Friday, November 29, 2019

It's an economic emergency, almost

The economic data for 2QFY20 will be released today evening by the Central Statistics Office (CSO). There is a near consensus that this data may not be good. The estimates of various agencies and institutions are ranging between 4% to 4.8% growth in real GDP over 2QFY19 (vs. 5% in 1QFY20). 2QFY20 is expected to be the sixth straight quarter of decline in growth rate, the longest span of decline since 2011-2012.
Since this data belongs to the quarter ended September 2019 and the financial performance of the businesses for that quarter is already in the public domain, it is reasonable to assume that the financial markets have assimilated the poor growth numbers quite well. However, the growth estimates for corporate revenue and profit for 2HFY20 may not be factoring a negative surprise.
Going by the forecasts of most analysts and economists, the growth estimates of 2HFY20 are not very encouraging; though the consensus is expecting the second half of the year to be better than the first half. It is estimated that the measures taken by the government to stimulate the growth, lower lending and tax rates, likely bumper Kharif crop, low base effect, inventory rebuilding in key sectors like automobile, cement, steel etc., shall have positive impact on the 2HFY20 data.
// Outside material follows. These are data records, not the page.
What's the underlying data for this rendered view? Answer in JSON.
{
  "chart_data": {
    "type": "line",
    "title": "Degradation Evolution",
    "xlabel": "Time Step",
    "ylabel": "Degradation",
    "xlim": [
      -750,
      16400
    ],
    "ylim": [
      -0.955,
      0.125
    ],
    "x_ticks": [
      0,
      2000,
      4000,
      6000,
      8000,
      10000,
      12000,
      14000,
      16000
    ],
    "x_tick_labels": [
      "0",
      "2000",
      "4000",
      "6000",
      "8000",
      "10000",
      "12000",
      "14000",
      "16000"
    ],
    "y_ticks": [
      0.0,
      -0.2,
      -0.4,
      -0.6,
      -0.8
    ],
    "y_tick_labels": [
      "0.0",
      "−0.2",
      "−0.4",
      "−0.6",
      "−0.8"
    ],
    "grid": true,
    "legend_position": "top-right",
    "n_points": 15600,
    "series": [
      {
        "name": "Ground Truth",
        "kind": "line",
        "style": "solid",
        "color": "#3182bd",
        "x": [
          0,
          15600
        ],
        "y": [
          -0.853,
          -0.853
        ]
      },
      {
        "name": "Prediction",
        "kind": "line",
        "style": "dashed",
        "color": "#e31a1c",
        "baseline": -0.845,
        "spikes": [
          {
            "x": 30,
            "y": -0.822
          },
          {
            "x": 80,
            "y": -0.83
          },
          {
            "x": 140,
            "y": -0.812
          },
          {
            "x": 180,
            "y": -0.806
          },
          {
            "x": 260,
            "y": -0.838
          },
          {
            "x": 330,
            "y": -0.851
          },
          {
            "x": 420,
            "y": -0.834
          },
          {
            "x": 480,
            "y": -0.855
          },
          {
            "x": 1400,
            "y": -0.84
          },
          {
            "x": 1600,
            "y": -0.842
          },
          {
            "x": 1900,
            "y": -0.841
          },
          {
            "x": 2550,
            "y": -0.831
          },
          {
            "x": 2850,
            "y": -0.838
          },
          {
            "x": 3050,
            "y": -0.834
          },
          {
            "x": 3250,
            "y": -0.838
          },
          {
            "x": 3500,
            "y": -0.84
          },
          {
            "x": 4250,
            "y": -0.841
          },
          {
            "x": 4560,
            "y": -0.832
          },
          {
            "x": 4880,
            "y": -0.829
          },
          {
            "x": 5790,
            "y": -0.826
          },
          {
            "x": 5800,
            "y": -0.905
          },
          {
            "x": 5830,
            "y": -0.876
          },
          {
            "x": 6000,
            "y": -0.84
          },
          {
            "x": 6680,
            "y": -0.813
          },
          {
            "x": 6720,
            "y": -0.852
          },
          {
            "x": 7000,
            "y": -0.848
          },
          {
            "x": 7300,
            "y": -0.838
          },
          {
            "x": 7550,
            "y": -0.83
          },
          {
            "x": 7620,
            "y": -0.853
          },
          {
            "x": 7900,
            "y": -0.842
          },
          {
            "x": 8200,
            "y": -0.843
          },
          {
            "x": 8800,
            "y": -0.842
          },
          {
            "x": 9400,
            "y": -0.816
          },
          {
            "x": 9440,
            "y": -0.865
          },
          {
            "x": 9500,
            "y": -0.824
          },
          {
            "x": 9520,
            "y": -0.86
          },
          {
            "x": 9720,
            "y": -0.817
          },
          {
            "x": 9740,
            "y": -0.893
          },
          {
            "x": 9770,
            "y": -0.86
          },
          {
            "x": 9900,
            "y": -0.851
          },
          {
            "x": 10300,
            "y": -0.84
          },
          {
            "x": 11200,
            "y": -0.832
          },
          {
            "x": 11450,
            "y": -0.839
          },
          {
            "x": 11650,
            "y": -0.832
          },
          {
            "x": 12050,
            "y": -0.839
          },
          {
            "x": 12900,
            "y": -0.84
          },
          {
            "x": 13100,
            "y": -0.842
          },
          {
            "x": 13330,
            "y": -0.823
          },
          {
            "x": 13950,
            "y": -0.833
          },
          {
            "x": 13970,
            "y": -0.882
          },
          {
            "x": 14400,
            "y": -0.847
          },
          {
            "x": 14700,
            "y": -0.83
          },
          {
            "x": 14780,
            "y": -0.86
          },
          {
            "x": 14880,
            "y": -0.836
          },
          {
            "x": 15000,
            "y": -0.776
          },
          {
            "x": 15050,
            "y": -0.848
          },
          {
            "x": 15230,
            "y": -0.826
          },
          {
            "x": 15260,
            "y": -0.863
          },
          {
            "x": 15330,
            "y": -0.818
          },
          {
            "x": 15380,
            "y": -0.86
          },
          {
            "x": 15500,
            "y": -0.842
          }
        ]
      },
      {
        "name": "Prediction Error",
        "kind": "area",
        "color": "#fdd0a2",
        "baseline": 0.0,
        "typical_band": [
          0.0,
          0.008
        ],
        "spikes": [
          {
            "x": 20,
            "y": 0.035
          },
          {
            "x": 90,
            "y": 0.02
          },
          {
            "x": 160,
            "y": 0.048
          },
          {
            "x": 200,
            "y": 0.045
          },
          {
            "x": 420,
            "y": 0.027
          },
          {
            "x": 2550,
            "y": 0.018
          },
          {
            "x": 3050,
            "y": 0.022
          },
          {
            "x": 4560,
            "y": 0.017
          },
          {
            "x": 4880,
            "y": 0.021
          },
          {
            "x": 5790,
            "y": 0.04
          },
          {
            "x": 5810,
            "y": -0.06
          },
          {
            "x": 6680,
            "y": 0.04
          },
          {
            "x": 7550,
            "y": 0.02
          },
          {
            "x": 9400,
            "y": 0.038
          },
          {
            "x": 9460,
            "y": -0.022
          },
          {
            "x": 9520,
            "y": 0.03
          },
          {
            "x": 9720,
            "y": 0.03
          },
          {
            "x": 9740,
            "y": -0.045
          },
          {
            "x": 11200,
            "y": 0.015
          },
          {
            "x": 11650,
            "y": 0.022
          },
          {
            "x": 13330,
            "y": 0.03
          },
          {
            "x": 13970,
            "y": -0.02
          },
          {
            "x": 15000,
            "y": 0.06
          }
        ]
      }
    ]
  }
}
The overall FY20 growth is expected to be in the range of 5.4 to 5.8%, implying a growth rate of ~6.5% in 2HFY20.
The non-profit think National Council of Applied Economic Research (NCAER) recently released its mid-year review of India’s growth prospects. NCAER has presented the lowest estimates so far, forecasting that the economy will grow at just 4.9% in the financial year 2019-20.
India may therefore lose the claim of "fastest growing economy" in next six months. The statement made by the finance minister in the parliament on Wednesday clearly indicates that the government is not oblivious to this fact. That is perhaps why the finance minister changed the narrative from the usual "slow but still the fastest growing" to "slow but no recession" (see here).
A section of commentators is insisting that on ground the Indian economy may already be witnessing a shallow recession. (see here, here, and here)
Even if we ignore these rather pessimistic opinions, one thing is clear - the impact of slowdown is highly skewed. The lower and middle socio-economic strata, which consist of over 70% of the population is facing recession like conditions. This is adequately reflected in (i) consistently falling private consumption since 3QFY18; (ii) shrinking household savings and (iii) rising household debt. The rich who form less than 10% of the population are contributing more than 50% of the growth.
Under these circumstances, the economic policy response, in my view, must be non conventional. A gradual, piecemeal stimulation may not be effective in these circumstances, which in fact has been the case in past one year. The response has to be immediate, accelerated, and massive. The policy makers need to acknowledge the situation as an economic emergency and accordingly use exceptional methods.
For example, instead of caring excessively about the fiscal deficit at this point in time, the government must consider a classical Keynesian response. Similarly, the monetary policy response also needs to be dramatic. This incremental 25-35bps rate cuts may not bear the desired impact. A sharp rate cut 100-125bps with rationalization of USDINR and REER may be necessary. Negative real rates, competitive exports and incentive to borrow & invest.
The proposal to initiate a TRAP like program is welcome. But the bureaucracy must be sanitized to make sure that the effort must be "how the coverage of such an initiative could be maximized" rather than minimized as the case has been tax rate cuts and real estate rescue plan.